In Rear Window (1954), too, Hitch
repeats to trope of ordinary citizens stepping over the line of acceptable
legality to bring a miscreant to justice: Jimmy Stewart turns voyeur [1], Grace
Kelly gets involved in a little light breaking and entering, and they both
collude in an act of fake blackmail, all in an effort to entrap Raymond Burr’s
hulking ‘voluntary widower’.
But even in these instances,
Hitchcock never full-bloodedly returns to the truly murky moral universe of his
British and early American films, to my mind anyway (although the troubling
collusion between protagonist and antagonist in Strangers on a Train [1951] is probably the closest fit in terms of
mood and moral implications). It’s precisely
this murkiness – which has a distinct Patrick Hamilton / C S Forester [2] flavour
to it – which provides these films with their strength, and guarantees them their
premier position within Hitchcock’s output, with Shadow of a Doubt the grubby jewel in a deliciously tarnished crown. I do feel generally that the 30s and 40s get
a little neglected in coverage of Hitchcock as a director, though, with his
later films (Vertigo [1958] in
particular) tending to garner the most critical and audience attention at the expense of the earlier movies. Do you feel that’s the case?
RS:
Most definitely. My favourite Hitchcock film used to be Rear Window, which I still love, but
although it is so smart and visually inventive, there’s nothing like the same
level of unsettling confusion that makes Shadow
of a Doubt and the other earlier films so memorable. Discussions of Hitchcock’s later films can sometimes
seem to reduce his work to a succession of grisly deaths and foxy blondes, as
though his points of obsession became more pronounced in the second half of his
career. Shadow of a Doubt was a revelation because it has to operate within
the most extreme strictures of the Hayes code, and yet still produces the most
cold-blooded psychopath of Hitchcock’s entire back catalogue. Perhaps it’s those restrictions that promote
his creative inventiveness, or perhaps it’s just Joseph Cotten kicking ass, but
Shadow of a Doubt feels like a leaner,
more upsetting film than any of those later examples, and as such deserves more
recognition than it gets.
ST:
Indeed, and I’d
argue that genius in any artistic field resides not in total freedom and
creative control on the part of the artist, but rather in the capacity of the
artist to work within the codes and
restrictions of his/her period and still
produce a series of masterpieces (Hitchcock and his peers are no different to
the painters and sculptors of the Italian Renaissance in this respect). In curtailed and more controversial terms:
creativity is constraint. (That might be material for an entirely
different series of posts, however.)
More broadly, this period of Hitchcock’s – running from, say, the first
version of The Man Who Knew Too Much in
1934 to Notorious in ’46 – feels like
an untapped resource, a hidden treasure-trove, which, precisely because it
doesn’t get the same kind of coverage as the acknowledged classics that came
later, is yet to fully yield up its secrets.
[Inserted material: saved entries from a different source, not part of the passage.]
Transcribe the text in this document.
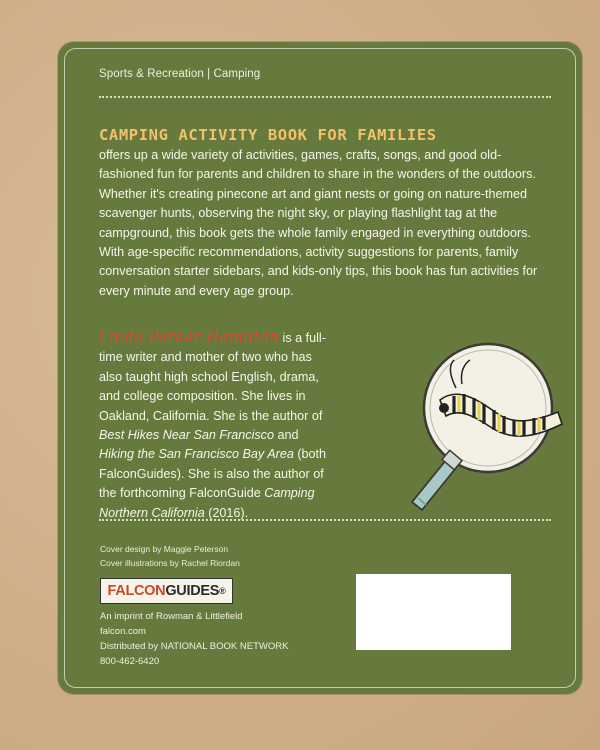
Sports & Recreation | Camping
CAMPING ACTIVITY BOOK FOR FAMILIES
offers up a wide variety of activities, games, crafts, songs, and good old-fashioned fun for parents and children to share in the wonders of the outdoors. Whether it's creating pinecone art and giant nests or going on nature-themed scavenger hunts, observing the night sky, or playing flashlight tag at the campground, this book gets the whole family engaged in everything outdoors. With age-specific recommendations, activity suggestions for parents, family conversation starter sidebars, and kids-only tips, this book has fun activities for every minute and every age group.
Linda Parker Hamilton is a full-time writer and mother of two who has also taught high school English, drama, and college composition. She lives in Oakland, California. She is the author of Best Hikes Near San Francisco and Hiking the San Francisco Bay Area (both FalconGuides). She is also the author of the forthcoming FalconGuide Camping Northern California (2016).
Cover design by Maggie Peterson
Cover illustrations by Rachel Riordan
FALCON GUIDES ®
An imprint of Rowman & Littlefield
falcon.com
Distributed by NATIONAL BOOK NETWORK
800-462-6420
I’d urge anyone who’s even slightly interested in film to delve, and
there’s no better place to start than Shadow
of a Doubt.
===
[1] Although the film’s real
interest lies in the suggestion that the voyeuristic impulse resides in all of
us: Stewart’s character is simply using a natural yet morbid human leaning to some
kind of societal good, albeit a deeply morally troublesome ‘good’.
[2] I’m referring to Forester’s
excellent trio of seedy, proto-Graham Greene crime novels, by the way, not the
Hornblower series of books, which are decidedly unmurky in character.